Cady, well, it is an interesting riddle. As I noted, some may choose to quit aikido or never start aikido. Some may view training in IS and aiki as an inherently superior activity and anything else must be subsumed to it.
But what I pose is the question what if aikido is, to someone, far more: anything from a wonderful exercise to embodied crisis intervention on a physical metaphoric level to a spiritual practice to . . . and they wish to integrate their aiki/IS training within whatever methodology their aikido offers (or their teacher offers) - without doing violence to the dojo/style they are training, while enhancing their own skills. That poses a number of dilemma, one of which you note.
Another question arises in pure IS/aiki training apart from a specific martial art (which carries culture, tradition, an ethos, etc.). Some would claim - and it's right for them - that they have no interest in any of that, or even, that it gets in the way. But what if a certain martial art is essential to someone, and they are willing, even, to take a longer, even incomplete road towards IS because of their loyalty to their martial arts practice, if that is, in fact, unavoidable.
I'm aware of koryu that have some level of IS training (often rather attenuated in this era). But should they practitioners abandon every aspect of the ryu that is not IS training? The question becomes more pointed if it can be correctly asserted that their particular methodology is a limited subset of the possibilities of IS training, that in some respects, their ryu gets in the way of 100% comprehensive IS skills. The counter to that may be that they have integrated specifically and only the technology from IS to accomplish what the ryu is geared to accomplish.

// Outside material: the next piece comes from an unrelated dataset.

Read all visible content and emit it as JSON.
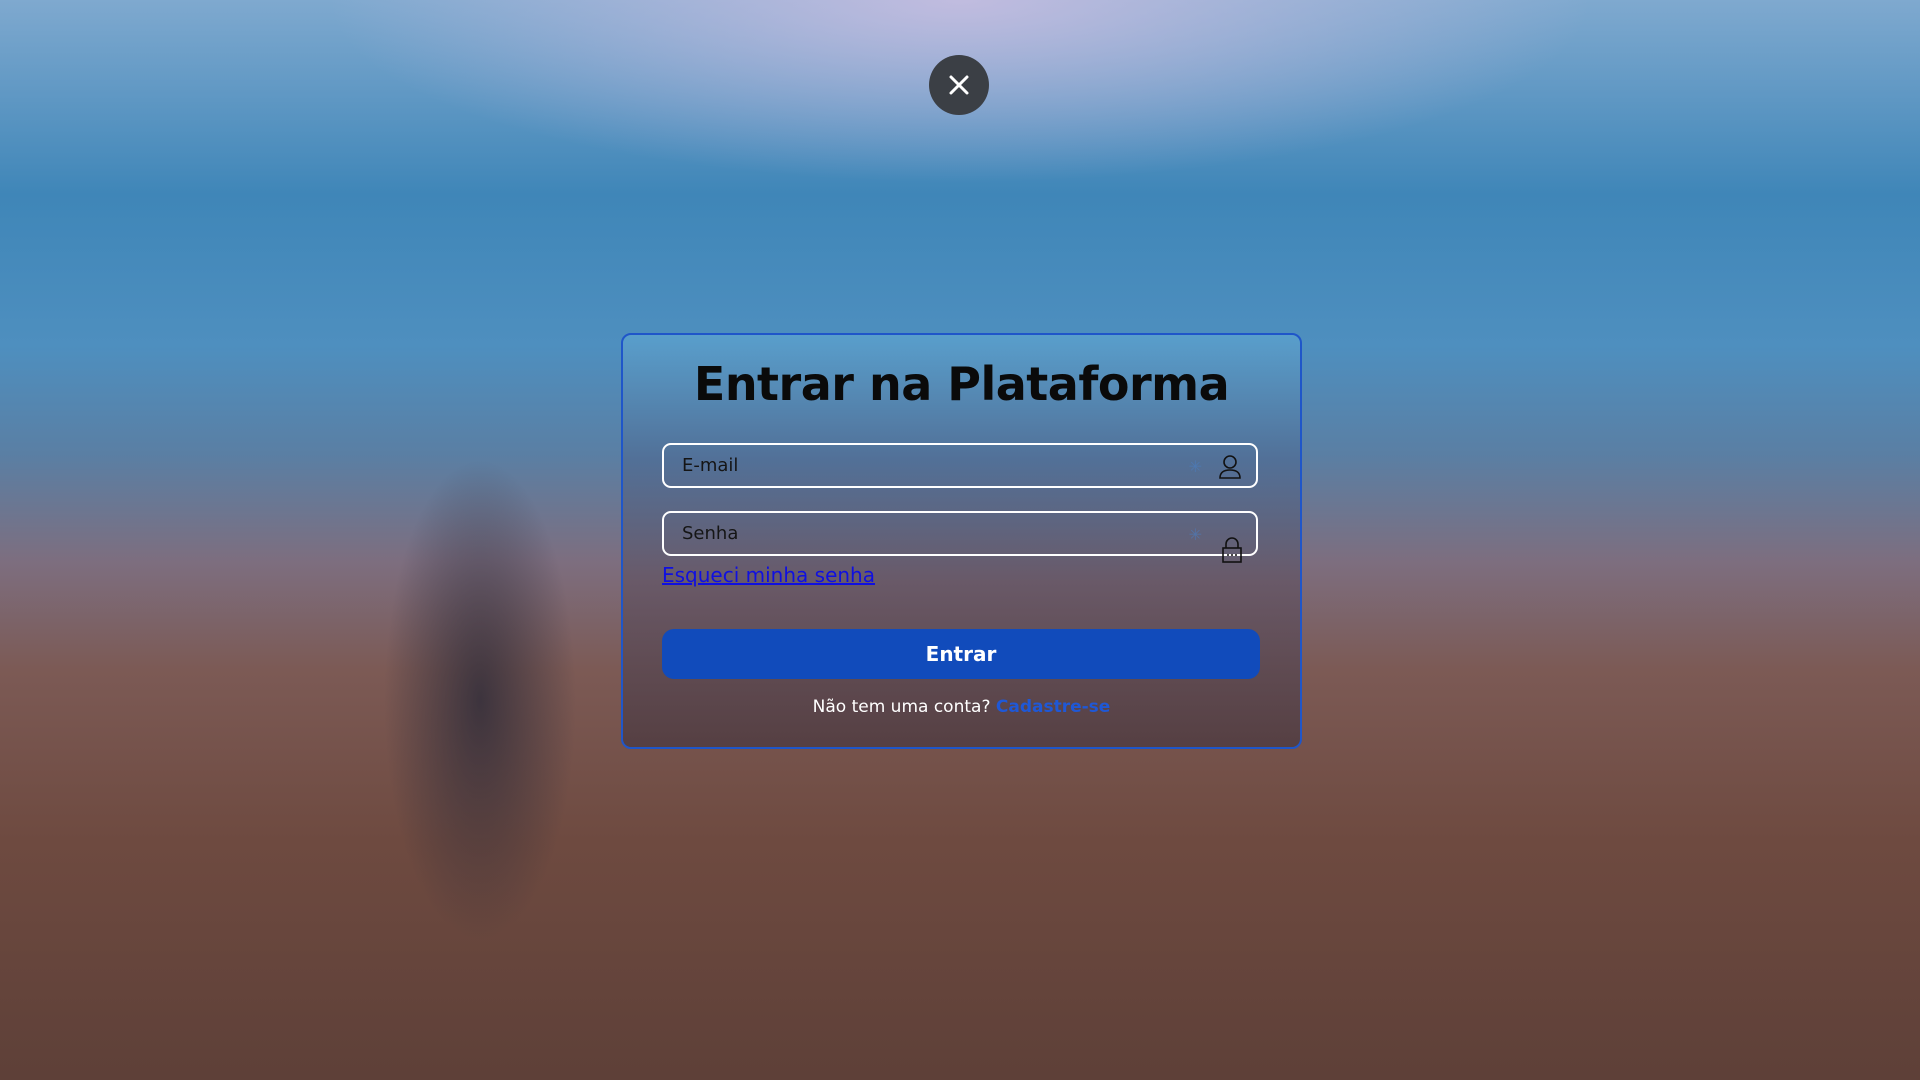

So, back to what I believe is your initial point - it is certainly conceivable to me that some aspects of aikido training, as it is structured - - - - as it's always been structured - may get in the way of IS/aiki training. Maybe not, maybe so. It'll be interesting to see what people come up with.
Oh, and by the way. Some years ago, on more or less, an intuitive basis, I started structuring aikido along what I referred to as five themes (kyoku), using five vectors from ikkyo to gokyo. There is a phenomenal series entitled KAJO
, that takes this far further and with more rigor. The writer, proves, I believe, what I've long asserted - that Osensei consciously selected specific techniques from the larger corpus of Daito-ryu for specific training purposes. This essay takes into account Roppo (six directions) - and, in my view, establishes that the particular techniques (including kokyunage/iriminage from the 1930's - a reference to a discussion on Kobayashi sensei's reminiscences
) were structures as a comprehensive "container" for IS training, as Ueshiba viewed it.